Je reprend l’observation de mon bouchon. Cette fois, un peu d’action. J’ai un tout petit poisson accroché à l’hameçon. Je le décroche maladroitement et le met dans mon filet, accroche à nouveau un asticot. Je relance ma ligne et je sens des chatouillement sur les pieds. Des petits poissons frétillent à mes pieds et mangent les asticots que j’ai fait tomber de la boite tout à l’heure ! J’essaie de chaver mais c’est difficile d’attraper les poissons à la main. Ce jeu me délasse car il m’est difficile de rester tranquille sans bruit, et sans parler, ou seulement à voix basse.
Entendant Jules ranger sa canne à pêche et ses accessoires, je fais de même en pensant que le chemin de retour va encore mettre mes pieds à rude épreuve. Il n’ y a qu’un seul poisson dans mon filet mais celui de Jules est bien garni. Il y aura quand même de la friture pour le dîner !
France B.


DES MOTS ENCORE DES MOTS

Le mot "chevrette" : petite digue
Le mystère de l’eau remonte à ma toute petite enfance, mes grands-parents étaient de modestes paysans dans une ferme isolée près d’un vieux lavoir où des souvenirs sont solidement ancrés dans ma mémoire.
Chaque semaine ma grand-mère faisait la grande lessive …machine à laver nenni…la grande lessiveuse déversait son écume pendant des heures sur la vieille cuisinière. Le jour J toujours le même, le vendredi je crois, j’accompagnais ma grand-mère au lavoir, ce lieu magique avec toutes les peurs qu’il suscitait en moi.
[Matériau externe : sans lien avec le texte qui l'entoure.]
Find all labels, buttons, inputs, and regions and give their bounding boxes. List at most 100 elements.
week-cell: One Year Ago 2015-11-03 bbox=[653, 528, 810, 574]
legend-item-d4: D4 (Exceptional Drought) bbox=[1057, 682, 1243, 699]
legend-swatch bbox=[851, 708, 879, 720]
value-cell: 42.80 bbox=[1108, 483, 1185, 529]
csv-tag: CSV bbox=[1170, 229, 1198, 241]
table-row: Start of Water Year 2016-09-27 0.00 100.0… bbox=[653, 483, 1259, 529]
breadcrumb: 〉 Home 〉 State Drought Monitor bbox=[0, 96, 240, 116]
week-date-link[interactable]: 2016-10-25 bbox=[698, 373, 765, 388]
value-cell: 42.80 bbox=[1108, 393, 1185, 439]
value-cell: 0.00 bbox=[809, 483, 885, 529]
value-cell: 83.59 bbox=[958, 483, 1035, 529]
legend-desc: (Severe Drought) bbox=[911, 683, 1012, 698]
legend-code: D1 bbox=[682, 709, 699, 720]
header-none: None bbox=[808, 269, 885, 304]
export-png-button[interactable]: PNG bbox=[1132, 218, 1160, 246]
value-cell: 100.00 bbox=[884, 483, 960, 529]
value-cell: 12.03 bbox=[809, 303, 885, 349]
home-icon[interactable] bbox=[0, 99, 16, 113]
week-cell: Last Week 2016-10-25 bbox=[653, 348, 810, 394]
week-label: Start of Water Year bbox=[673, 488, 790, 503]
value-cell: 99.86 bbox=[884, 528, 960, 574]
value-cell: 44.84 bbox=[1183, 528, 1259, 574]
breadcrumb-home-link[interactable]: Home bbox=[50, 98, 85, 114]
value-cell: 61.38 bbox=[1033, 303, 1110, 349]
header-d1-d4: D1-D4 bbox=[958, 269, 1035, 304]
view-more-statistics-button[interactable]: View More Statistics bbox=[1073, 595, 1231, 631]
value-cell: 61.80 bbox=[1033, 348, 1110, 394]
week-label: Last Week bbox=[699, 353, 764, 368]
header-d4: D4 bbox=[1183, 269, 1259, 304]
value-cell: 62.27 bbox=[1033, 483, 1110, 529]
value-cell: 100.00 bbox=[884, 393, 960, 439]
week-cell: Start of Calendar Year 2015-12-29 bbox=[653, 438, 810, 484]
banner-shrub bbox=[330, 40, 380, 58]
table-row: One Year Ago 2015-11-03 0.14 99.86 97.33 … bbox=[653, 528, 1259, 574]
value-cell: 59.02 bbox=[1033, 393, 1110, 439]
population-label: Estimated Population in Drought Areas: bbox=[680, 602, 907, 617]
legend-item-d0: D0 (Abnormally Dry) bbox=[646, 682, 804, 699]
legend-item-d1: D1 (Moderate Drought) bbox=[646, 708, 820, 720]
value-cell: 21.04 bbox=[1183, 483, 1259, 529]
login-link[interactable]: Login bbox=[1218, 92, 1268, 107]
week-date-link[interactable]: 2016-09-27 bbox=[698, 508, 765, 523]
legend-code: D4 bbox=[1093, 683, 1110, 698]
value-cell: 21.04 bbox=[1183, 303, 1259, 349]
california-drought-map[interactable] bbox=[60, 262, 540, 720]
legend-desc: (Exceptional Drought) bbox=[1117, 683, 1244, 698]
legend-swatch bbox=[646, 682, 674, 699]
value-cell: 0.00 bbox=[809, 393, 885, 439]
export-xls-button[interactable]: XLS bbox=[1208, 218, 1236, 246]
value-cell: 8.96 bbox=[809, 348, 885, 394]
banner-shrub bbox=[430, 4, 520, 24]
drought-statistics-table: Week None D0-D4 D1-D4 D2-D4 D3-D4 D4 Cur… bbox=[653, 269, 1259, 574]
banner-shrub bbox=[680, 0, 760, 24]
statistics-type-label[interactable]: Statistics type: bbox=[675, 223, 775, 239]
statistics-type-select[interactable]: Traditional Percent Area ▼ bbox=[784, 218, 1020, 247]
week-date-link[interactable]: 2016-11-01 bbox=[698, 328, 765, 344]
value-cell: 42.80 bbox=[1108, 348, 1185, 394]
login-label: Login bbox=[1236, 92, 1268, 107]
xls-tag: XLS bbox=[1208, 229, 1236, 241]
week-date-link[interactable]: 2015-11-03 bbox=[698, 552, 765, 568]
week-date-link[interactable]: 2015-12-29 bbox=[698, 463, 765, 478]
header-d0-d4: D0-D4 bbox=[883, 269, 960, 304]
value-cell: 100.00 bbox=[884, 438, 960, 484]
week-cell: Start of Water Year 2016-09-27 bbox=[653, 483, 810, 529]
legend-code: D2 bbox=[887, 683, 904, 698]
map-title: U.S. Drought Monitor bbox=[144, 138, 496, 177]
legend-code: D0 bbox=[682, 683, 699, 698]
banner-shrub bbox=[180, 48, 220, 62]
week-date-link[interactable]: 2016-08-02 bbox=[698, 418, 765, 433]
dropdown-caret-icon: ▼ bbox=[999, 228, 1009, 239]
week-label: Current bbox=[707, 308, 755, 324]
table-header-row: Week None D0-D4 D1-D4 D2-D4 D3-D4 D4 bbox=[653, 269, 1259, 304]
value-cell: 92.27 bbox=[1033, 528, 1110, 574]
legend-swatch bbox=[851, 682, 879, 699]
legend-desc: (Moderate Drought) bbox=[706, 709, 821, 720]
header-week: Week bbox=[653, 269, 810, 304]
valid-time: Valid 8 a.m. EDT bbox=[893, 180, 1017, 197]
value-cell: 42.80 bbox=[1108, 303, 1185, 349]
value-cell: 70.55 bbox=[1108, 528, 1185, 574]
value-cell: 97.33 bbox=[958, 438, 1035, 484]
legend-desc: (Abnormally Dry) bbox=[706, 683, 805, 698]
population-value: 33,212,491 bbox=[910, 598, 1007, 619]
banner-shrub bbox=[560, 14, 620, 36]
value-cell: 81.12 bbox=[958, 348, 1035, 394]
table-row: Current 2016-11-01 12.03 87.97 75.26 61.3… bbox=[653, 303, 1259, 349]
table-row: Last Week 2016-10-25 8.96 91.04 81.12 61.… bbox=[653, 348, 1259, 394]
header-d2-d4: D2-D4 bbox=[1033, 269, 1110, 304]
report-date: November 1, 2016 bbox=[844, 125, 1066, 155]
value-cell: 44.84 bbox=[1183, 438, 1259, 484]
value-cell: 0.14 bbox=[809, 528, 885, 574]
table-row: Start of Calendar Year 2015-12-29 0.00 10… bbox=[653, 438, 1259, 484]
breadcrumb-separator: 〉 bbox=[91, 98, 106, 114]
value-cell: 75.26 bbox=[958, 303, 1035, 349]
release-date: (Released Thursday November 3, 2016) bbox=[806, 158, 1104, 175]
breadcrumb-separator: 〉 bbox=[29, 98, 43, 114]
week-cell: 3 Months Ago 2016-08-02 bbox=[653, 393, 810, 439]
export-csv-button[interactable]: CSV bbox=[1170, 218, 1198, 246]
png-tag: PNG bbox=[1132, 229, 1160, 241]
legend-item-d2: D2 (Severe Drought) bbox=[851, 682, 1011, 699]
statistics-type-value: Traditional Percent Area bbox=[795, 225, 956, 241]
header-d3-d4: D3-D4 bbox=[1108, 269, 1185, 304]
Je devais être très sage car ma grand-mère me disait qu’un monstre dormait au fond de l’eau mais surgissait si les enfants étaient désobeissants !...Pendant qu’elle maniait son battoir sans ménagement sur les gros draps de lin, j’allais conter mes angoisses à Chevrette, la petite chèvre attachée à un piquet près du lavoir, elle semblait me comprendre et me dire qu’elle pourrait maîtriser le monstre s’il s’avisait à sortir de l’eau !Serait-elle à la hauteur de la force d’un monstre ?Je réfléchissais avec mon âme d’enfant :Il aurait fallu installer une digue pour l’empêcher de surgir, mais utopie, une digue n’est pas adaptée à un lavoir mais à un fleuve !Le mystère demeurait au fond de l’eau, même si elle était paisible en surface,c’était sans doute un tourbillon en profondeur, bien des secrets étaient cachés par des créatures qui font peur aux enfants !
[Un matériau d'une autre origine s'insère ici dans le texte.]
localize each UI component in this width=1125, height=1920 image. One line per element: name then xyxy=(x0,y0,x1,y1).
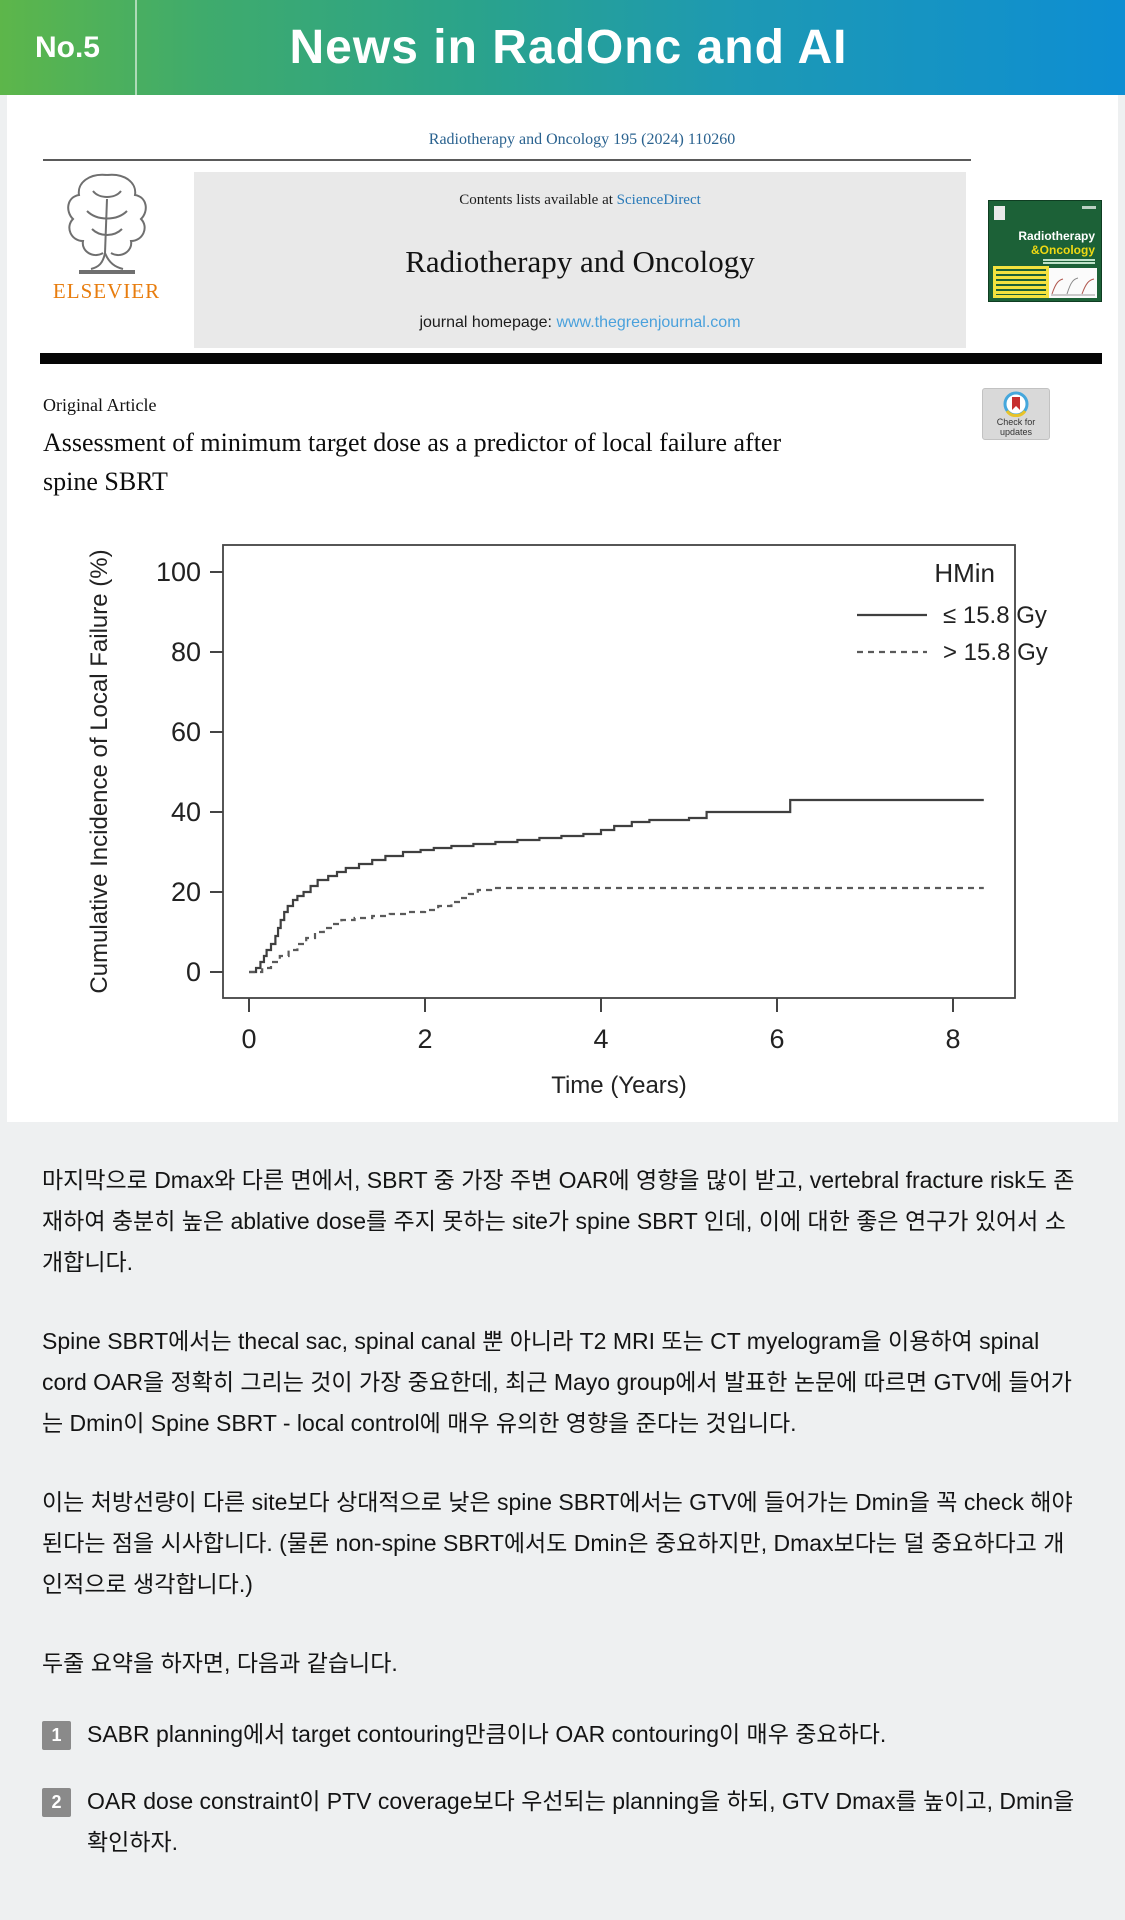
summary-item-2: 2 OAR dose constraint이 PTV coverage보다 우선… xyxy=(42,1781,1085,1863)
cover-issue-mark xyxy=(1082,206,1096,209)
commentary-paragraph-3: 이는 처방선량이 다른 site보다 상대적으로 낮은 spine SBRT에서… xyxy=(42,1489,1073,1597)
y-tick-label: 60 xyxy=(171,717,201,747)
homepage-prefix: journal homepage: xyxy=(419,314,557,331)
summary-item-1-number: 1 xyxy=(42,1721,71,1750)
cover-mini-plots xyxy=(1051,277,1095,296)
elsevier-tree-icon xyxy=(66,173,147,274)
summary-item-1: 1 SABR planning에서 target contouring만큼이나 … xyxy=(42,1714,1085,1755)
crossmark-icon xyxy=(1003,391,1029,417)
contents-prefix: Contents lists available at xyxy=(459,192,617,208)
y-tick-label: 100 xyxy=(156,557,201,587)
summary-item-2-number: 2 xyxy=(42,1788,71,1817)
plot-box xyxy=(222,544,1016,999)
cover-title-line2: &Oncology xyxy=(1030,243,1095,257)
homepage-line: journal homepage: www.thegreenjournal.co… xyxy=(419,314,740,332)
summary-item-2-text: OAR dose constraint이 PTV coverage보다 우선되는… xyxy=(87,1788,1075,1855)
x-tick-label: 6 xyxy=(769,1024,784,1054)
x-tick-label: 2 xyxy=(417,1024,432,1054)
cover-society-logo xyxy=(994,206,1005,220)
contents-line: Contents lists available at ScienceDirec… xyxy=(459,192,701,209)
y-tick-label: 0 xyxy=(186,957,201,987)
article-title-line2: spine SBRT xyxy=(43,467,168,496)
x-axis-title: Time (Years) xyxy=(551,1072,687,1099)
x-tick-label: 0 xyxy=(241,1024,256,1054)
y-tick-label: 20 xyxy=(171,877,201,907)
paper-card: Radiotherapy and Oncology 195 (2024) 110… xyxy=(7,95,1118,1122)
elsevier-logo: ELSEVIER xyxy=(39,169,174,304)
separator-bar xyxy=(40,353,1102,364)
cover-contents-box xyxy=(993,266,1049,298)
check-updates-text: Check for updates xyxy=(996,417,1036,437)
y-tick-label: 80 xyxy=(171,637,201,667)
summary-intro: 두줄 요약을 하자면, 다음과 같습니다. xyxy=(42,1650,398,1676)
summary-item-1-text: SABR planning에서 target contouring만큼이나 OA… xyxy=(87,1721,887,1747)
newsletter-title: News in RadOnc and AI xyxy=(289,21,848,74)
legend-label: ≤ 15.8 Gy xyxy=(943,602,1047,629)
commentary-paragraph-2: Spine SBRT에서는 thecal sac, spinal canal 뿐… xyxy=(42,1328,1072,1436)
elsevier-wordmark: ELSEVIER xyxy=(52,279,161,303)
cover-subtitle-lines xyxy=(1043,259,1095,264)
journal-cover-thumbnail: Radiotherapy &Oncology xyxy=(988,200,1102,302)
series-le-15.8gy xyxy=(249,798,984,974)
x-tick-label: 4 xyxy=(593,1024,608,1054)
article-title: Assessment of minimum target dose as a p… xyxy=(43,423,781,501)
check-for-updates-badge[interactable]: Check for updates xyxy=(982,388,1050,440)
journal-citation: Radiotherapy and Oncology 195 (2024) 110… xyxy=(428,131,736,148)
journal-homepage-link[interactable]: www.thegreenjournal.com xyxy=(556,314,741,331)
issue-number-badge: No.5 xyxy=(34,30,100,64)
journal-title: Radiotherapy and Oncology xyxy=(405,243,755,279)
x-tick-label: 8 xyxy=(945,1024,960,1054)
cover-title-line1: Radiotherapy xyxy=(1018,229,1095,243)
legend-label: > 15.8 Gy xyxy=(943,639,1048,666)
km-cumulative-incidence-chart: 0 20 40 60 80 100 0 2 4 6 8 Cumulative Incidence of… xyxy=(7,440,1118,1120)
legend-title: HMin xyxy=(934,558,995,588)
header-banner: No.5 News in RadOnc and AI xyxy=(0,0,1125,95)
article-title-line1: Assessment of minimum target dose as a p… xyxy=(43,428,782,457)
sciencedirect-link[interactable]: ScienceDirect xyxy=(616,192,701,208)
y-axis-title: Cumulative Incidence of Local Failure (%… xyxy=(86,549,113,993)
banner-divider xyxy=(135,0,137,95)
article-type-label: Original Article xyxy=(43,395,157,415)
cover-figures-box xyxy=(1049,268,1097,298)
journal-banner: Contents lists available at ScienceDirec… xyxy=(194,172,966,348)
header-rule xyxy=(43,159,971,161)
commentary-section: 마지막으로 Dmax와 다른 면에서, SBRT 중 가장 주변 OAR에 영향… xyxy=(0,1122,1125,1920)
y-tick-label: 40 xyxy=(171,797,201,827)
series-gt-15.8gy xyxy=(249,886,984,974)
commentary-paragraph-1: 마지막으로 Dmax와 다른 면에서, SBRT 중 가장 주변 OAR에 영향… xyxy=(42,1167,1075,1275)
Le mot "laca" : pluie torrentielle
Le mystère de l’eau demeurait en moi, j’ai grandi depuis ces turbulences et j’ai retrouvé ce côté mystérieux de l’eau quand, adulte, je me suis installée en bord de Loire. J’ai fait alors la connaissance de Laca, un vieux pêcheur qui allait continuer à alimenter mes fantasmes d’enfant en me parlant de dame Loire qu’il connaissait si bien. Il en avait vécu des événements et il avait à sa manière apprivoiser le fleuve sauvage.
Qu’il avait admiré les couleurs chatoyantes des couchers de soleil se reflétant sur l’eau, mais qu’il avait redouté aussi les pluies torrentielles accompagnées des roulements de tonnerre !

Le mot "bourde" perche et "jards" : galets de Loire :
Laca répétait inlassablement "eau mystérieuse, mémoire vivante de tant d’événements que tu as sournoisement réservé aux hommes imprudents, tu as dû réagir à leurs bourdes , ils avaient oublié la prudence, l’humilité face à ta force parfois dévastatrice. Je sais moi que s’aventurer sur la Loire mérite réflexion, une embarcation solide sans oublier la perche pour avancer car tes bancs de sable sont inattendus et invisibles !Alors je je me mettais à rêver et je me voyais sur l’embarcation de Laca !...
Nous naviguons tranquilles... "et je propose une petite escale sur la petite île là-bas pour se reposer et observer un drôle d’oiseau qui mange des galets comme des jars mangent du pain dur ! C’est à la fois difficile,inquiétant et fascinant de voguer sur ce miroir qu’est la Loire !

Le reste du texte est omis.